Where a man contracts to pay another a sum of money on demand, he may be sued immediately, the suit itself being a sufficient demand. But if the defendant’s liability depends on the performance of a condition, until it be performed, no action will lie. When a note is given to a mutual insurance company to stand in the place of capital, and the time for requiring payment is left to the uncontrollable will of the company, it is payable on demand, and the statute bars a suit commenced more than six years after the date of the note: Howland v. Edmonds, 24 N. Y. 307. In that case the difference was defined between the note in suit and a note given to a mutual insurance company for a policy, as an engagement to pay the proportion of the losses, not exceeding the nominal amount of the note; no action being maintainable on the latter until after an assessment to ascertain the proportion. It was vain to note the difference, or to inquire when an action would accrue, unless the statute would not begin to run until there would be a right to begin suit.
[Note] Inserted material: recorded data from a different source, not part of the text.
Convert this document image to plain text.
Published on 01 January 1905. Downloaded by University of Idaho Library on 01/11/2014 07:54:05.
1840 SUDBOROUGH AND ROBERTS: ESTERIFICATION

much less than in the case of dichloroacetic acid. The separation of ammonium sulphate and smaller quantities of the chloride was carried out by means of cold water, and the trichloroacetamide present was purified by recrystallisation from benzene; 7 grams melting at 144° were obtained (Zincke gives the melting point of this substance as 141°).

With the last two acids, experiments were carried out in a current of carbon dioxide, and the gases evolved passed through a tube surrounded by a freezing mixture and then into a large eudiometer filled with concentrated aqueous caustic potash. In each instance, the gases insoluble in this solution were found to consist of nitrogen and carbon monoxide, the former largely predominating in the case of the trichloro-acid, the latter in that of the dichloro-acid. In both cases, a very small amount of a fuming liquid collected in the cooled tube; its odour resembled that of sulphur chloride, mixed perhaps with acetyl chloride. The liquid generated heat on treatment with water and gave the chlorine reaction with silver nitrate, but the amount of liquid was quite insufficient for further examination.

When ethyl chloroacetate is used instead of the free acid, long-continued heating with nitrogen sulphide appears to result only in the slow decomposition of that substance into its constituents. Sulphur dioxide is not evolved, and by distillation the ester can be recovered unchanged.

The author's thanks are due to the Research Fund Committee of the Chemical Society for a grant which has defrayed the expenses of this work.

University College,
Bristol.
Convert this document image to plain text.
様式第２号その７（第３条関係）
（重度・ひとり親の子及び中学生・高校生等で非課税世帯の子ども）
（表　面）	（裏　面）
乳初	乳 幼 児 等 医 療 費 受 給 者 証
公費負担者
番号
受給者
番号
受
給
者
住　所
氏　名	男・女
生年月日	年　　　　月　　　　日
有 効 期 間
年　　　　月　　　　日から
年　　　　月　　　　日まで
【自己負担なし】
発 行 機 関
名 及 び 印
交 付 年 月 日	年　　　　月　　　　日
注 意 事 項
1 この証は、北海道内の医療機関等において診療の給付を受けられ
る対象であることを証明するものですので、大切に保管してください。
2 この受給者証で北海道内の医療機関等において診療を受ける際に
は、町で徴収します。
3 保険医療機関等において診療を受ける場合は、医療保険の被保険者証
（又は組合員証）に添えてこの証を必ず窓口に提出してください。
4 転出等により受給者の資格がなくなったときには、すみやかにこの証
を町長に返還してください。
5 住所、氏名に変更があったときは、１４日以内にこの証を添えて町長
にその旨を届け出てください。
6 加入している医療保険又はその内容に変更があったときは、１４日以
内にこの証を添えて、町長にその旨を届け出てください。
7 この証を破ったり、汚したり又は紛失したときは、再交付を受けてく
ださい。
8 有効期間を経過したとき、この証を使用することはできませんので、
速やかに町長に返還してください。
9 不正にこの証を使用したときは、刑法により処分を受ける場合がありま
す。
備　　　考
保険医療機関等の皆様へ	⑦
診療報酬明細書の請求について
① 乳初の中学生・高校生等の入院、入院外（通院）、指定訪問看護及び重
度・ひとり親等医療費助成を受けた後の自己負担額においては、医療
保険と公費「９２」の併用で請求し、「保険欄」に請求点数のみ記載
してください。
When subscription was made to a capital stock of a corporation, payable in such proportion and at such times as should be determined by the president and managers, the charter providing that if any proportion be not paid within thirty days after notice, the company may bring suit therefor, it was decided that no action was maintainable until the proportion and time for payment had been determined and the requisite notice given, and therefore, the statute of limitation did not begin to run until the plaintiff had a right to sue: Sinkler v. Turnpike Co., 3 P. & W. 149. Subscribers to capital, upon payment of twenty per cent, on their shares, agreed with the corporation that no further assessment should be *360made thereon, and certificates for full paid shares "were issued to them. The corporation was adjudicated a bankrupt, and to satisfy the claims of its creditors it became necessary to assess the unpaid stock. It was held that the agreement, though binding the parties, was void as to creditors of the corporation; that before the assignees in bankruptcy could maintain an action against the stockholder, there must be some proceeding in the proper court in the interest of the creditors; and until order by such court and assessment, or an authorized demand upon the stockholder, no cause of action accrues against him by the assignees, and the limitation provided in the Bankrupt Act does not begin to run: Scovill v. Thayer, 105 U. S. 143.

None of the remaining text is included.